On the other hand, previous studies documented no significant difference in PVD between cirrhotics and controls [27], or between the compensated and decompensated cirrhosis groups [28], or among various CTP grades suggesting that PVD does not correlate with the high portal pressure and the severity of cirrhosis [15]. Zardi et al [29] reported that the mean PVD slightly but not significantly increased in patients with portal hypertensive gastropathy; and that the oscillatory trend of PVD from control to large size esophageal variances (EV) might indicate that EV may unload portal pressure in the initial phases of portal hypertension; and concluded that PVD was not able to predict EV or large size EV in a large series of patients with cirrhosis.

Other studies reported that the PVD did not positively correlate with the degree of cirrhosis [30], and might not be a reliable indicator of portal hypertension [5, 22]. PVD did not increase with the porto-hepatic venous pressure gradient, or might even decrease with severity of hypertension [31]. Bolondi et al [22] reported that the PVD would decrease with the development of reversed portal vein flow (hepatofugal flow) and/or porto-systemic shunts. These findings coincides with the results of this study, and might explain the little association and absence of linear correlation between PVD with the clinical grades of MELD and CTP in the present study.

In the preset study, weak positive but significant correlation between MELD and CTP was recorded in scoring for cirrhosis (r = 0.629, P = 0.01). This finding is in agreement with previous studies reporting same relationship but with higher correlation coefficient values [32-34].

Duplex sonography represents the best noninvasive technique for assessing PFV in patients with cirrhosis and portal hypertension [35, 36]. Previous studies documented strong correlation between the values of PFV measured by Doppler sonography and MRI in normal subjects [37-39]; however, no correlation of both methods with the portal pressure gradient was found.

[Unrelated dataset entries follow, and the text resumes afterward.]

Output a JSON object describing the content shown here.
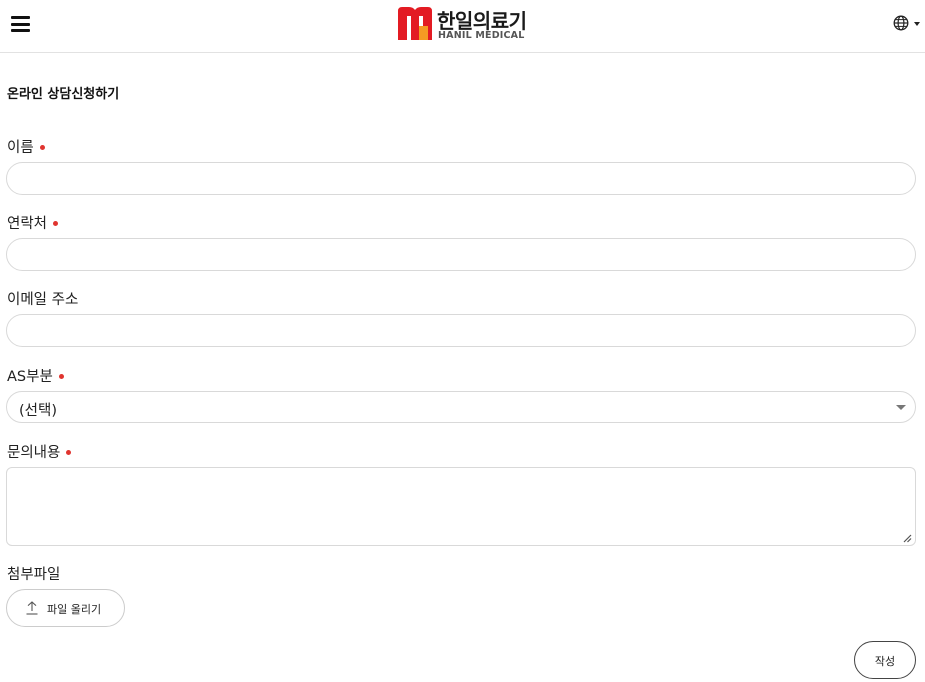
{
  "header": {
    "logo_ko": "한일의료기",
    "logo_en": "HANIL MEDICAL",
    "logo_colors": {
      "red": "#e31b23",
      "orange": "#f59a23"
    },
    "menu_icon": "hamburger-menu-icon",
    "language_icon": "globe-icon"
  },
  "form": {
    "title": "온라인 상담신청하기",
    "fields": {
      "name_label": "이름",
      "name_value": "",
      "phone_label": "연락처",
      "phone_value": "",
      "email_label": "이메일 주소",
      "email_value": "",
      "as_label": "AS부분",
      "as_selected": "(선택)",
      "inquiry_label": "문의내용",
      "inquiry_value": "",
      "attachment_label": "첨부파일"
    },
    "required_color": "#e0342f",
    "upload_button": "파일 올리기",
    "upload_icon": "upload-icon",
    "submit_button": "작성"
  }
}
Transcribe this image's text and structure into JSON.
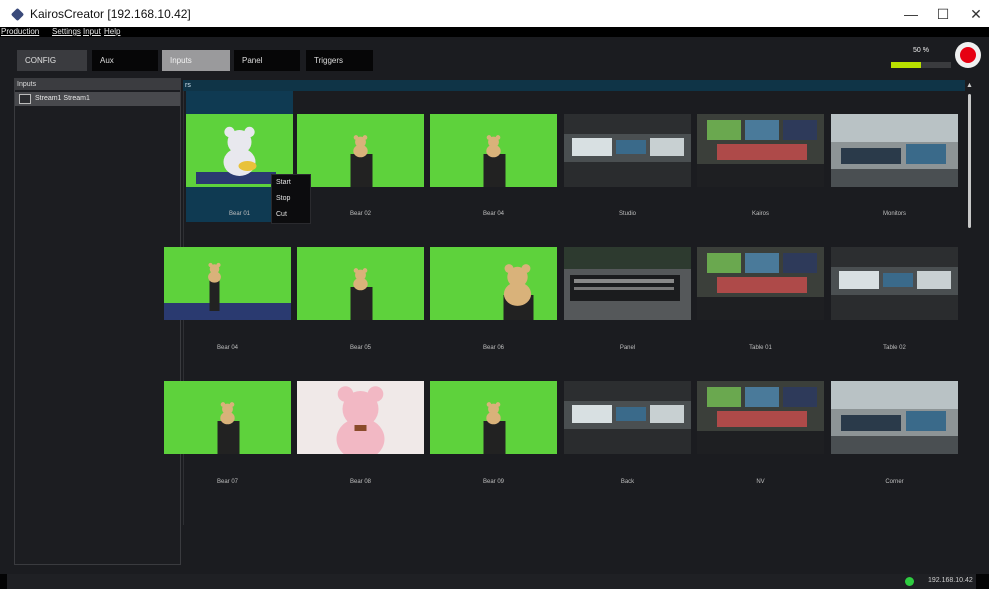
{
  "window": {
    "title": "KairosCreator [192.168.10.42]",
    "controls": {
      "minimize": "—",
      "maximize": "☐",
      "close": "✕"
    }
  },
  "menu": [
    {
      "label": "Production"
    },
    {
      "label": "Settings"
    },
    {
      "label": "Input"
    },
    {
      "label": "Help"
    }
  ],
  "toolbar": {
    "buttons": [
      {
        "label": "CONFIG"
      },
      {
        "label": "Aux"
      },
      {
        "label": "Inputs",
        "selected": true
      },
      {
        "label": "Panel"
      },
      {
        "label": "Triggers"
      }
    ],
    "level_percent_label": "50 %",
    "level_percent": 50
  },
  "left_panel": {
    "header": "Inputs",
    "items": [
      {
        "label": "Stream1  Stream1"
      }
    ]
  },
  "grid": {
    "header": "rs",
    "tiles": [
      {
        "label": "Bear 01",
        "scene": "bear-white",
        "selected": true
      },
      {
        "label": "Bear 02",
        "scene": "bear-box"
      },
      {
        "label": "Bear 04",
        "scene": "bear-box"
      },
      {
        "label": "Studio",
        "scene": "studio"
      },
      {
        "label": "Kairos",
        "scene": "monitors"
      },
      {
        "label": "Monitors",
        "scene": "studio-light"
      },
      {
        "label": "Bear 04",
        "scene": "bear-stand"
      },
      {
        "label": "Bear 05",
        "scene": "bear-box"
      },
      {
        "label": "Bear 06",
        "scene": "bear-big"
      },
      {
        "label": "Panel",
        "scene": "panel"
      },
      {
        "label": "Table 01",
        "scene": "monitors"
      },
      {
        "label": "Table 02",
        "scene": "studio"
      },
      {
        "label": "Bear 07",
        "scene": "bear-box"
      },
      {
        "label": "Bear 08",
        "scene": "bear-pink"
      },
      {
        "label": "Bear 09",
        "scene": "bear-box"
      },
      {
        "label": "Back",
        "scene": "studio"
      },
      {
        "label": "NV",
        "scene": "monitors"
      },
      {
        "label": "Corner",
        "scene": "studio-light"
      }
    ]
  },
  "context_menu": {
    "items": [
      {
        "label": "Start"
      },
      {
        "label": "Stop"
      },
      {
        "label": "Cut"
      }
    ]
  },
  "status": {
    "ip": "192.168.10.42",
    "connection": "connected"
  },
  "colors": {
    "background": "#1b1c20",
    "accent_green": "#b8e000",
    "record_red": "#e60012",
    "chroma_green": "#5ed23c",
    "selection_blue": "#0f3a52"
  }
}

The results of our study show no significant relationship between sonographic PFV and the clinical MELD score. This finding is in agreement with Schnider et al [40]. However, many previous studies reported a significant decrease in PFV as the cirrhosis progressed [27], and with increasing CTP grades of severity of cirrhosis [15, 26]; however, the portal blood flow remained normal because of enlarged portal caliber [34]. Also, KoK et al [36] described a reversed portal flow in patients with veno-occlusive disease and portosystemic shunts; and a decrease in the PFV in cirrhotic patients. Moreover, the congestion index of portal vein (CI) shows evidence of higher sensitivity (71%) in detecting cirrhosis than PFV (23%). By using this index, the PFV was significantly reduced, while the cross-sectional area of the portal vein was increased in cirrhotic patients; and despite of portal hypertension, the volume of portal blood flow was well maintained normal [41].

Conclusion

According to the results of the current study, it seems that, in cirrhosis, the rate of pathologic changes in the portal hemodynamics, as indicated by the sonographic PVD and PFV does not accurately correlate, and does not go in parallel with the rate of progressive deterioration of the heptocellular function, as indicated by the clinical predictors. So, sonographic portal vein parameters cannot be a substitute for clinical grading and staging of cirrhosis; and we cannot propose it as a single acceptable diagnostic indicator in grading liver cirrhosis with accuracy.